Limitations & Future Work

  1. Privacy risks: The exchange of prototypes and prompts may expose partial semantic information; formal privacy analysis is needed.
  2. Current experiments assign each dataset to 3 clients; real-world scenarios may involve a much larger number of clients with greater heterogeneity.
  3. Differential privacy (DP) or secure computation could be incorporated to protect the transmission of prototypes and prompts.
  4. Only the gVQ-VAE backbone is evaluated; whether the approach generalizes to larger-scale GFM architectures warrants further exploration.

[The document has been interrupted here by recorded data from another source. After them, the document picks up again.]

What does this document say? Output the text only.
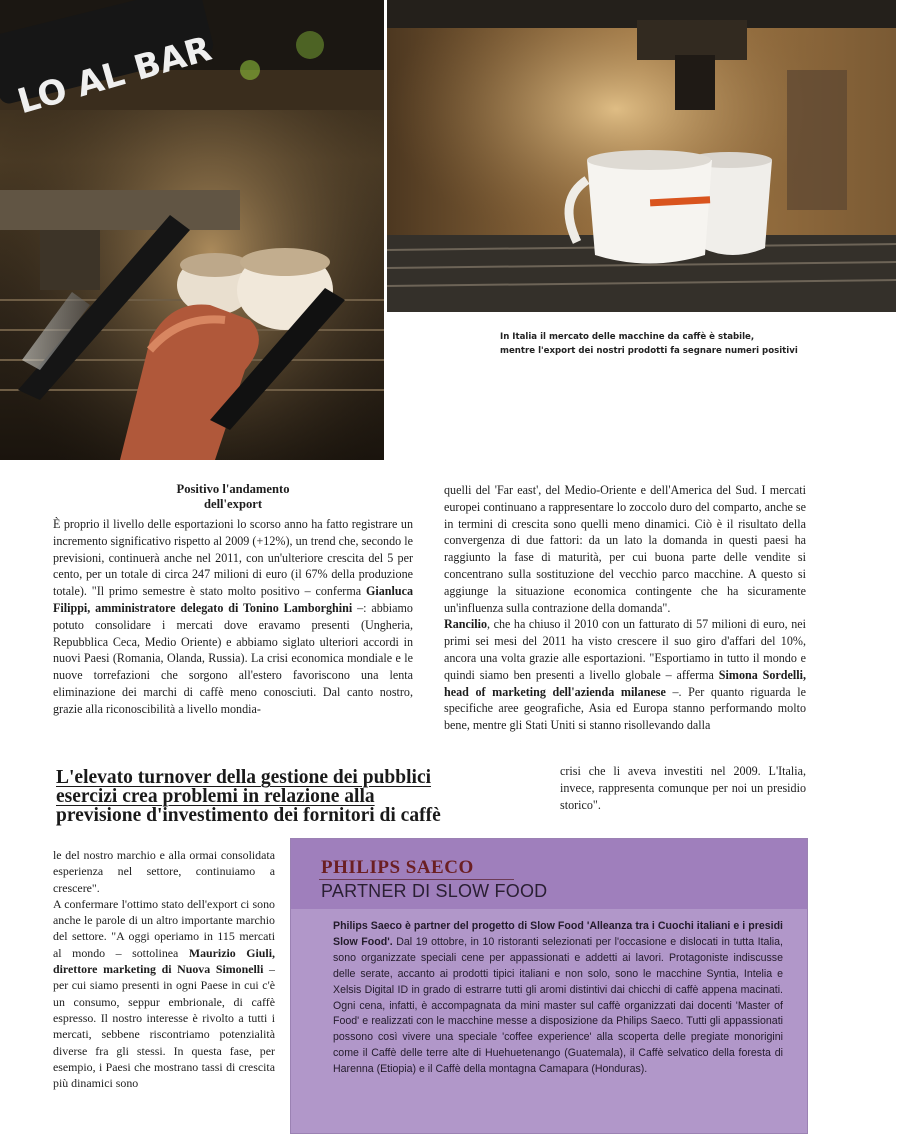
LO AL BAR
In Italia il mercato delle macchine da caffè è stabile,
mentre l'export dei nostri prodotti fa segnare numeri positivi
Positivo l'andamento
dell'export

È proprio il livello delle esportazioni lo scorso anno ha fatto registrare un incremento significativo rispetto al 2009 (+12%), un trend che, secondo le previsioni, continuerà anche nel 2011, con un'ulteriore crescita del 5 per cento, per un totale di circa 247 milioni di euro (il 67% della produzione totale). "Il primo semestre è stato molto positivo – conferma Gianluca Filippi, amministratore delegato di Tonino Lamborghini –: abbiamo potuto consolidare i mercati dove eravamo presenti (Ungheria, Repubblica Ceca, Medio Oriente) e abbiamo siglato ulteriori accordi in nuovi Paesi (Romania, Olanda, Russia). La crisi economica mondiale e le nuove torrefazioni che sorgono all'estero favoriscono una lenta eliminazione dei marchi di caffè meno conosciuti. Dal canto nostro, grazie alla riconoscibilità a livello mondia-

quelli del 'Far east', del Medio-Oriente e dell'America del Sud. I mercati europei continuano a rappresentare lo zoccolo duro del comparto, anche se in termini di crescita sono quelli meno dinamici. Ciò è il risultato della convergenza di due fattori: da un lato la domanda in questi paesi ha raggiunto la fase di maturità, per cui buona parte delle vendite si concentrano sulla sostituzione del vecchio parco macchine. A questo si aggiunge la situazione economica contingente che ha sicuramente un'influenza sulla contrazione della domanda".

Rancilio, che ha chiuso il 2010 con un fatturato di 57 milioni di euro, nei primi sei mesi del 2011 ha visto crescere il suo giro d'affari del 10%, ancora una volta grazie alle esportazioni. "Esportiamo in tutto il mondo e quindi siamo ben presenti a livello globale – afferma Simona Sordelli, head of marketing dell'azienda milanese –. Per quanto riguarda le specifiche aree geografiche, Asia ed Europa stanno performando molto bene, mentre gli Stati Uniti si stanno risollevando dalla

crisi che li aveva investiti nel 2009. L'Italia, invece, rappresenta comunque per noi un presidio storico".

L'elevato turnover della gestione dei pubblici
esercizi crea problemi in relazione alla
previsione d'investimento dei fornitori di caffè

le del nostro marchio e alla ormai consolidata esperienza nel settore, continuiamo a crescere".

A confermare l'ottimo stato dell'export ci sono anche le parole di un altro importante marchio del settore. "A oggi operiamo in 115 mercati al mondo – sottolinea Maurizio Giuli, direttore marketing di Nuova Simonelli – per cui siamo presenti in ogni Paese in cui c'è un consumo, seppur embrionale, di caffè espresso. Il nostro interesse è rivolto a tutti i mercati, sebbene riscontriamo potenzialità diverse fra gli stessi. In questa fase, per esempio, i Paesi che mostrano tassi di crescita più dinamici sono

PHILIPS SAECO
PARTNER DI SLOW FOOD
Philips Saeco è partner del progetto di Slow Food 'Alleanza tra i Cuochi italiani e i presidi Slow Food'. Dal 19 ottobre, in 10 ristoranti selezionati per l'occasione e dislocati in tutta Italia, sono organizzate speciali cene per appassionati e addetti ai lavori. Protagoniste indiscusse delle serate, accanto ai prodotti tipici italiani e non solo, sono le macchine Syntia, Intelia e Xelsis Digital ID in grado di estrarre tutti gli aromi distintivi dai chicchi di caffè appena macinati. Ogni cena, infatti, è accompagnata da mini master sul caffè organizzati dai docenti 'Master of Food' e realizzati con le macchine messe a disposizione da Philips Saeco. Tutti gli appassionati possono così vivere una speciale 'coffee experience' alla scoperta delle pregiate monorigini come il Caffè delle terre alte di Huehuetenango (Guatemala), il Caffè selvatico della foresta di Harenna (Etiopia) e il Caffè della montagna Camapara (Honduras).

  • The work transfers federated foundation model training ideas from NLP/CV to the graph domain, where heterogeneity is considerably stronger.

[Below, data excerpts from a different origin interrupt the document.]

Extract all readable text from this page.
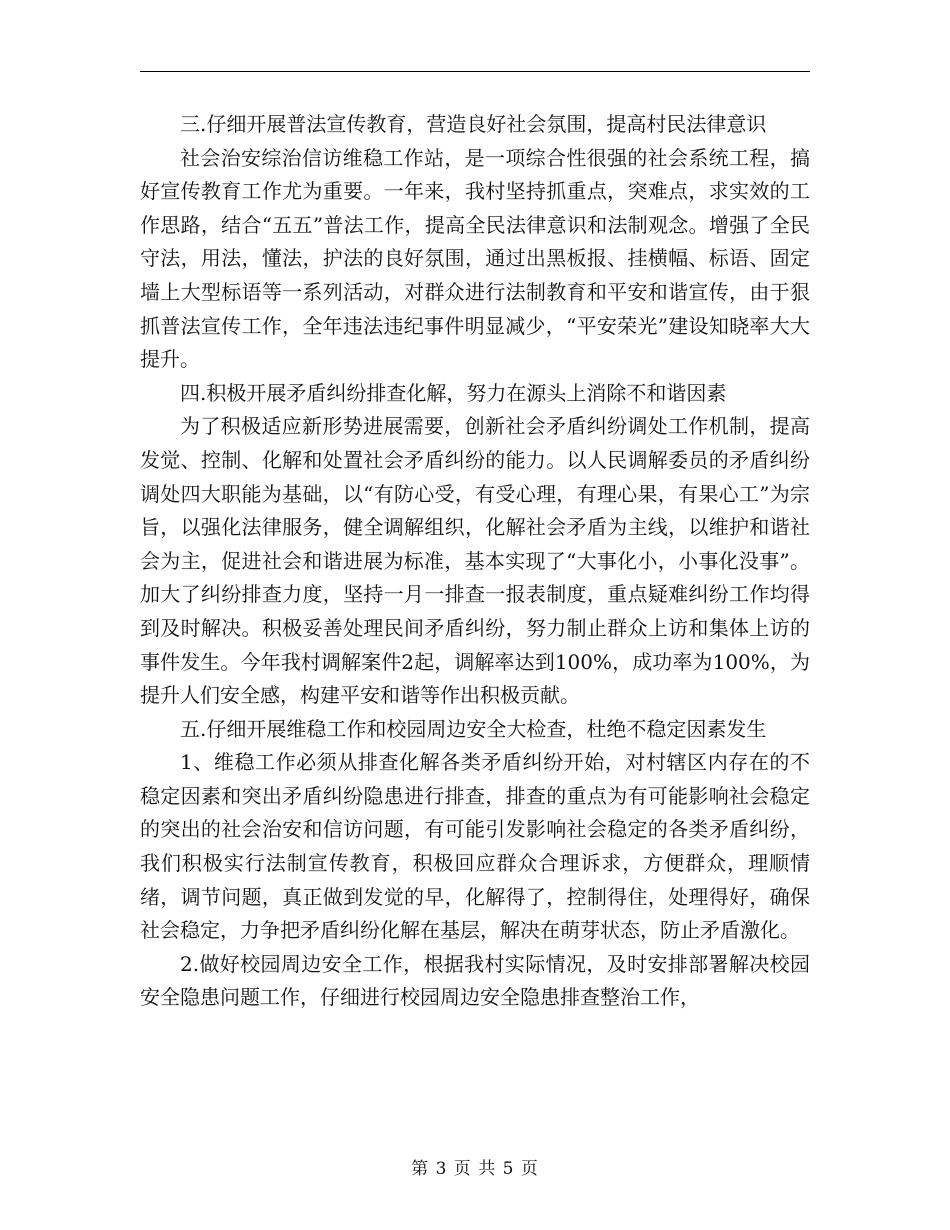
三.仔细开展普法宣传教育，营造良好社会氛围，提高村民法律意识

社会治安综治信访维稳工作站，是一项综合性很强的社会系统工程，搞好宣传教育工作尤为重要。一年来，我村坚持抓重点，突难点，求实效的工作思路，结合“五五”普法工作，提高全民法律意识和法制观念。增强了全民守法，用法，懂法，护法的良好氛围，通过出黑板报、挂横幅、标语、固定墙上大型标语等一系列活动，对群众进行法制教育和平安和谐宣传，由于狠抓普法宣传工作，全年违法违纪事件明显减少，“平安荣光”建设知晓率大大提升。

四.积极开展矛盾纠纷排查化解，努力在源头上消除不和谐因素

为了积极适应新形势进展需要，创新社会矛盾纠纷调处工作机制，提高发觉、控制、化解和处置社会矛盾纠纷的能力。以人民调解委员的矛盾纠纷调处四大职能为基础，以“有防心受，有受心理，有理心果，有果心工”为宗旨，以强化法律服务，健全调解组织，化解社会矛盾为主线，以维护和谐社会为主，促进社会和谐进展为标准，基本实现了“大事化小，小事化没事”。加大了纠纷排查力度，坚持一月一排查一报表制度，重点疑难纠纷工作均得到及时解决。积极妥善处理民间矛盾纠纷，努力制止群众上访和集体上访的事件发生。今年我村调解案件2起，调解率达到100%，成功率为100%，为提升人们安全感，构建平安和谐等作出积极贡献。

五.仔细开展维稳工作和校园周边安全大检查，杜绝不稳定因素发生

1、维稳工作必须从排查化解各类矛盾纠纷开始，对村辖区内存在的不稳定因素和突出矛盾纠纷隐患进行排查，排查的重点为有可能影响社会稳定的突出的社会治安和信访问题，有可能引发影响社会稳定的各类矛盾纠纷，我们积极实行法制宣传教育，积极回应群众合理诉求，方便群众，理顺情绪，调节问题，真正做到发觉的早，化解得了，控制得住，处理得好，确保社会稳定，力争把矛盾纠纷化解在基层，解决在萌芽状态，防止矛盾激化。

2.做好校园周边安全工作，根据我村实际情况，及时安排部署解决校园安全隐患问题工作，仔细进行校园周边安全隐患排查整治工作，

第 3 页 共 5 页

  • Excluding prompt learning from federated aggregation is analogous to local fine-tuning strategies in personalized federated learning.
  • The domain prototype concept in AncDAI can be generalized to other federated learning scenarios that require handling domain heterogeneity.
  • The codebook initialization strategy has broader applicability to federated training of VQ-VAE-based models.

Rating

  • Novelty: ⭐⭐⭐⭐⭐ (The FedGFM paradigm is proposed for the first time; both the problem formulation and method design are original.)
  • Experimental Thoroughness: ⭐⭐⭐⭐⭐ (8 datasets, 20 baselines, 3 task types, ablation and hyperparameter analysis.)
  • Writing Quality: ⭐⭐⭐⭐ (Well-structured, though the method involves multiple interleaved concepts — federated learning, GFM, VQ-VAE, and prompt learning — making the paper information-dense.)
  • Value: ⭐⭐⭐⭐ (Opens a promising research direction, but privacy and scalability challenges remain before real-world deployment.)